Until sometime around mid-2001, the MMOG world was pretty much dominated by Ultima Online, EverQuest, and Asheron's Call. Around then, Ultima Online began to lose subscribers and the exponential growth of EverQuest and Asheron's Call slowed dramatically. Since new MMOGs, such as Anarchy Online and Dark Age of Camelot (DAoC) began beta testing about this time, it's a pretty sure guess that faithful UO, EQ, and even AC players were probably beta testing the newer MMOGs and considering changing games. Maybe finding the ultimate MMOG is a quest in itself, because it doesn't seem uncommon to meet dedicated gamers who have beta tested a variety of different MMOGs.
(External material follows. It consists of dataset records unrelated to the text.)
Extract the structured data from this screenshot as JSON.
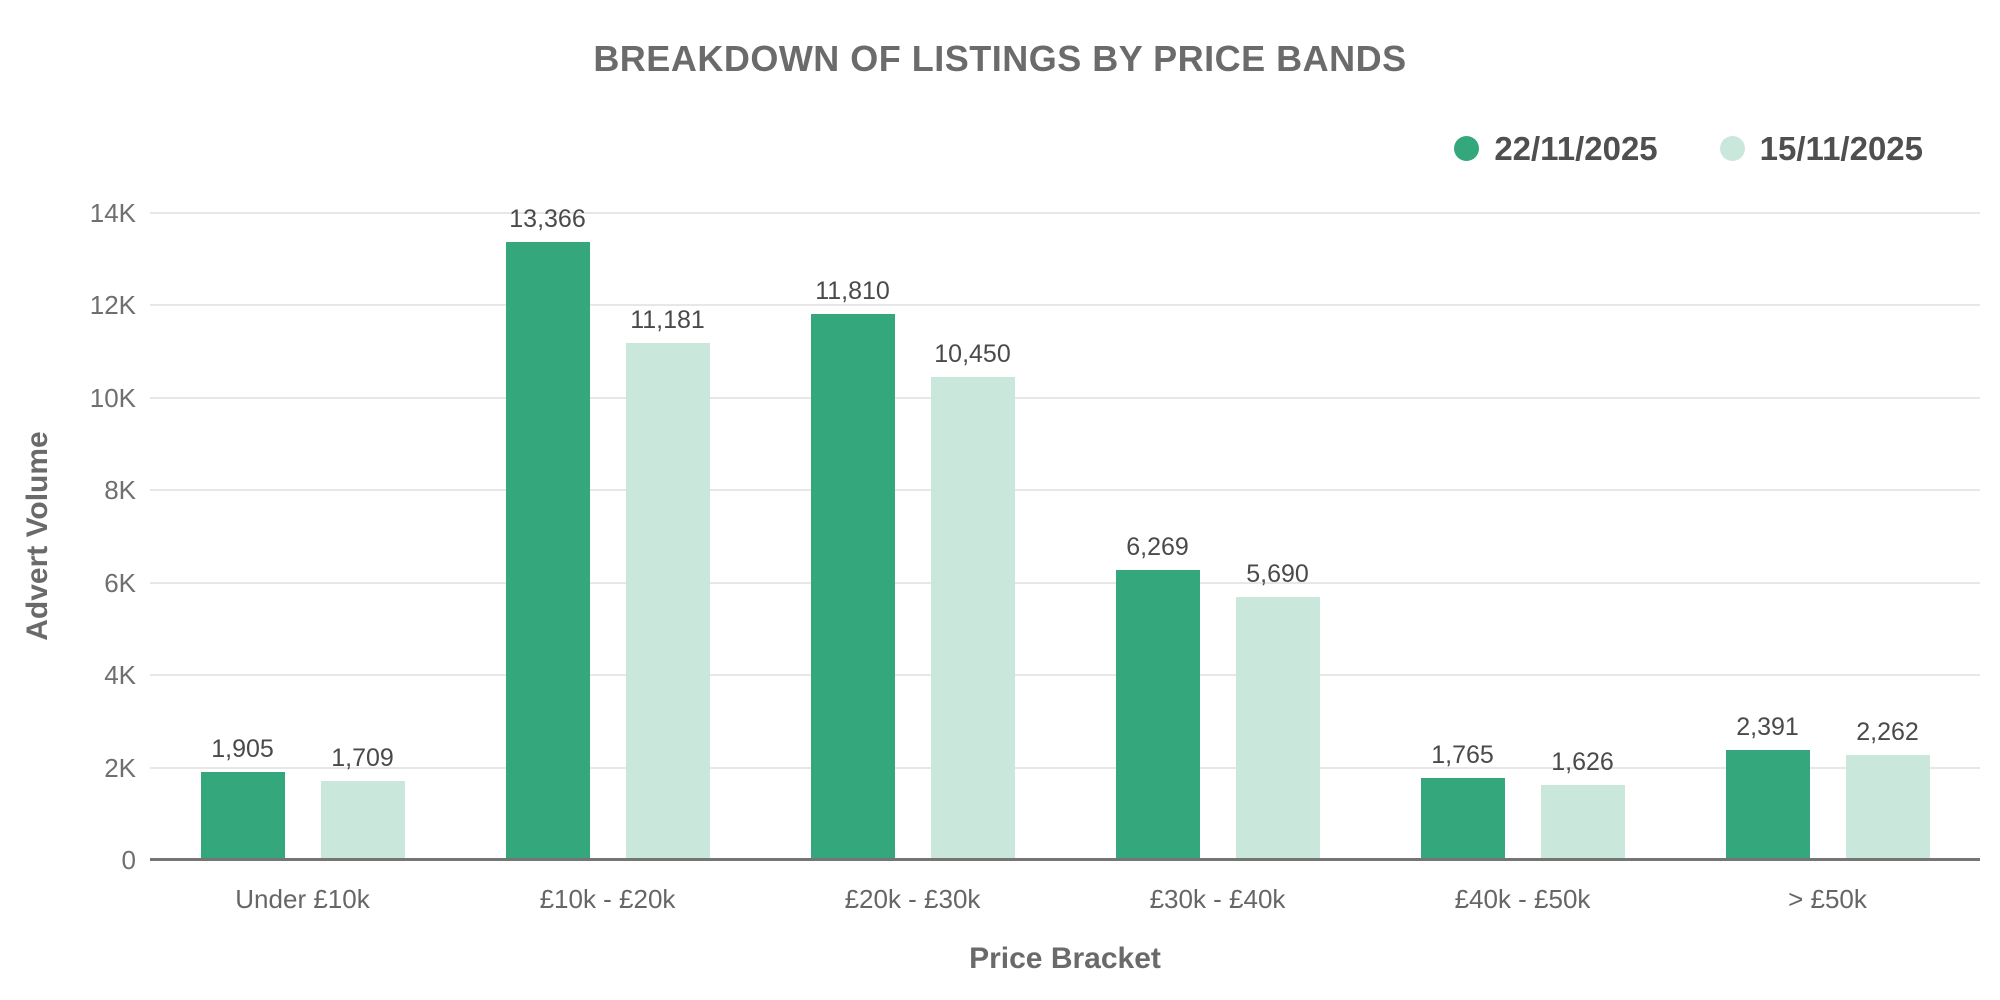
{
  "chart_data": {
    "type": "bar",
    "title": "BREAKDOWN OF LISTINGS BY PRICE BANDS",
    "xlabel": "Price Bracket",
    "ylabel": "Advert Volume",
    "categories": [
      "Under £10k",
      "£10k - £20k",
      "£20k - £30k",
      "£30k - £40k",
      "£40k - £50k",
      "> £50k"
    ],
    "series": [
      {
        "name": "22/11/2025",
        "color": "#34A87C",
        "values": [
          1905,
          13366,
          11810,
          6269,
          1765,
          2391
        ]
      },
      {
        "name": "15/11/2025",
        "color": "#C9E8DB",
        "values": [
          1709,
          11181,
          10450,
          5690,
          1626,
          2262
        ]
      }
    ],
    "value_labels": [
      "1,905",
      "13,366",
      "11,810",
      "6,269",
      "1,765",
      "2,391",
      "1,709",
      "11,181",
      "10,450",
      "5,690",
      "1,626",
      "2,262"
    ],
    "ylim": [
      0,
      14000
    ],
    "yticks": {
      "values": [
        0,
        2000,
        4000,
        6000,
        8000,
        10000,
        12000,
        14000
      ],
      "labels": [
        "0",
        "2K",
        "4K",
        "6K",
        "8K",
        "10K",
        "12K",
        "14K"
      ]
    },
    "grid": true,
    "legend_position": "top-right"
  },
  "colors": {
    "bar_series_1": "#34A87C",
    "bar_series_2": "#C9E8DB",
    "title_text": "#6B6B6B",
    "axis_title_text": "#6A6A6A",
    "tick_text": "#6F6F6F",
    "category_text": "#666666",
    "value_label_text": "#4A4A4A",
    "legend_text": "#4F4F4F",
    "gridline": "#E7E7E7",
    "axis_line": "#757575",
    "background": "#FFFFFF"
  }
}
At any rate, Dark Age of Camelot was a huge success. As Bruce Woodcock noted, "If you extrapolate the previous trends of EQ and UO, you see that EQ should have had some 550,000 subscribers by June of 2002 and UO nearing 300,000. That's approximately 200,000 subscribers "missing" from those games... so where are they? In the 200,000 playing DAoC, I would wager. This is the first indication that the fantasy MMORPG market is becoming saturated. While the total customer base of MMORPGs did continue to grow, Dark Age of Camelot was not itself the cause of this; it simply diverted the growth that would have gone to other games."
Statistically, it's clear that the overall size of the MMOG market has continued to grow, while becoming more competitive at the same time. EverQuest, Ultima Online, Dark Age of Camelot, and Asheron's Call have had no substantial growth to speak of in the past few years. Some games, such as Majestic and Earth and Beyond, were shut down. Most recently, EverQuest 2 and World of Warcraft were released in 2004. WoW has grown to be the West's largest game, with subscribers totaling over 2 million. EverQuest 2, while boasting of a dedicated subscriber base, has had less success than anticipated, holding firm at about 250,000 subscribers, compared with the half a million remaining EverQuest subscribers.
MMOG Chart ( http://www.mmogchart.com ) reported that 28 MMOGs were slated for release in 2005 and 2006. These games will compete for monthly subscribers, and many of those subscribers will include people who read (and write for!) gaming sites like Vanguard: Ten Ton Hammer. While we're all looking forward to what Vanguard promises, we ought also to look back at what has led to the stagnation or even downfall of other MMOGs. Most of us can only devote ourselves to one MMORPG at a time. Which one will it be? My answer is: The one that can deliver what was promised in a streamlined, fun-to-play game with depth and lore and a logical, yet magical, story line that knocks my socks off!